DEMOKRASI.CO.ID - Tenaga Ahli Utama Kantor Staf Presiden (KSP) Ali Mochtar Ngabalin menjelaskan, keputusan Presiden Joko Widodo untuk memindahkan Ibu Kota Negara (IKN) ke Penajam Paser Utara, Kalimantan Timur, adalah bukti keseriusan pemerintah dalam pemerataan pembangunan.
Agar pembangunan tidak hanya terpusat di Pulau Jawa alias tidak Jawa sentris. Tetapi bisa merata, ke wilayah-wilayah lainnya di Tanah Air.
"Sebagian besar APBN hanya berputar di Jawa. Jadi gagasan pertama dan utama dari pemindahan IKN ini adalah agar Indonesia tidak menjadi Jawa sentris," kata Ali Ngabalin dalam keterangan pers, yang disampaikannya di forum diskusi daring bertajuk Menakar Peluang dan Tantangan Pemindahan Ibu Kota Negara.

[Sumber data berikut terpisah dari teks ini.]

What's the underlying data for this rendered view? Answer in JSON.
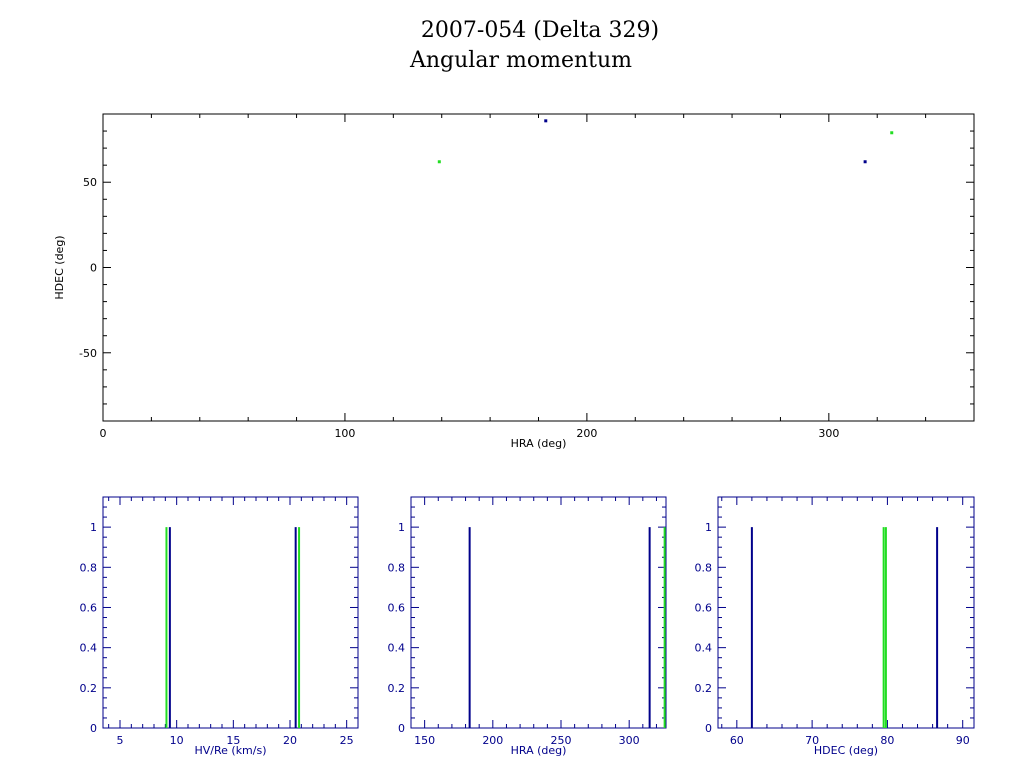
{
  "header": {
    "title_line1": "2007-054 (Delta 329)",
    "title_line2": "Angular momentum"
  },
  "colors": {
    "axis_main": "#000000",
    "axis_hist": "#00008b",
    "blue": "#00008b",
    "green": "#22dd22"
  },
  "chart_data": [
    {
      "type": "scatter",
      "xlabel": "HRA (deg)",
      "ylabel": "HDEC (deg)",
      "xlim": [
        0,
        360
      ],
      "ylim": [
        -90,
        90
      ],
      "xticks": [
        0,
        100,
        200,
        300
      ],
      "yticks": [
        -50,
        0,
        50
      ],
      "series": [
        {
          "color": "blue",
          "points": [
            [
              183,
              86
            ],
            [
              315,
              62
            ]
          ]
        },
        {
          "color": "green",
          "points": [
            [
              139,
              62
            ],
            [
              326,
              79
            ]
          ]
        }
      ]
    },
    {
      "type": "bar",
      "xlabel": "HV/Re (km/s)",
      "xlim": [
        3.5,
        26
      ],
      "ylim": [
        0,
        1.15
      ],
      "xticks": [
        5,
        10,
        15,
        20,
        25
      ],
      "yticks": [
        0,
        0.2,
        0.4,
        0.6,
        0.8,
        1
      ],
      "bars": [
        {
          "x": 9.1,
          "value": 1,
          "color": "green"
        },
        {
          "x": 9.4,
          "value": 1,
          "color": "blue"
        },
        {
          "x": 20.5,
          "value": 1,
          "color": "blue"
        },
        {
          "x": 20.8,
          "value": 1,
          "color": "green"
        }
      ]
    },
    {
      "type": "bar",
      "xlabel": "HRA (deg)",
      "xlim": [
        140,
        327
      ],
      "ylim": [
        0,
        1.15
      ],
      "xticks": [
        150,
        200,
        250,
        300
      ],
      "yticks": [
        0,
        0.2,
        0.4,
        0.6,
        0.8,
        1
      ],
      "bars": [
        {
          "x": 183,
          "value": 1,
          "color": "blue"
        },
        {
          "x": 315,
          "value": 1,
          "color": "blue"
        },
        {
          "x": 326,
          "value": 1,
          "color": "green"
        }
      ]
    },
    {
      "type": "bar",
      "xlabel": "HDEC (deg)",
      "xlim": [
        57.5,
        91.5
      ],
      "ylim": [
        0,
        1.15
      ],
      "xticks": [
        60,
        70,
        80,
        90
      ],
      "yticks": [
        0,
        0.2,
        0.4,
        0.6,
        0.8,
        1
      ],
      "bars": [
        {
          "x": 62,
          "value": 1,
          "color": "blue"
        },
        {
          "x": 79.5,
          "value": 1,
          "color": "green"
        },
        {
          "x": 79.8,
          "value": 1,
          "color": "green"
        },
        {
          "x": 86.6,
          "value": 1,
          "color": "blue"
        }
      ]
    }
  ]
}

Perputaran APBN Bisa Menyebar ke Luar Jawa
Ali Ngabalin menjelaskan, data dari Badan Pusat Statistik (BPS) mencatat, Pulau Jawa selalu menjadi penyumbang terbesar bagi perekonomian Indonesia dengan 57,55 persen untuk besaran Produk Domestik Bruto (PDB) pada kuartal III-2021. Kata dia, ini merupakan perputaran ekonomi terbesar.
"Dengan pemindahan IKN ini perputaran APBN, alokasi keuangan, dan kebijakan yang tadinya berpusat di Pulau Jawa dapat bergeser dan merata ke pulau di luar Jawa. Ini akan memutus mata rantai 'apa-apa Orang Jawa'," jelasnya.
Pemindahan Ibu Kota Negara ini juga didukung akademisi dari Universitas Cenderawasih Papua, Dr. Septinus Saa. Ia mengatakan bagaimana tata kelola pemerintahan di Australia menjadi lebih baik setelah ibu kota negara berpindah dari Sydney ke Canbera.
"Kita melihat kepadatan penduduk di Pulau Jawa terutama Jakarta. Selain itu, faktor lingkungan juga terbengkalai dimana sekarang banyak terjadi musibah. Hal ini menjadikan Jakarta tidak ideal lagi sebagai Ibu Kota," kata Septinus. [viva]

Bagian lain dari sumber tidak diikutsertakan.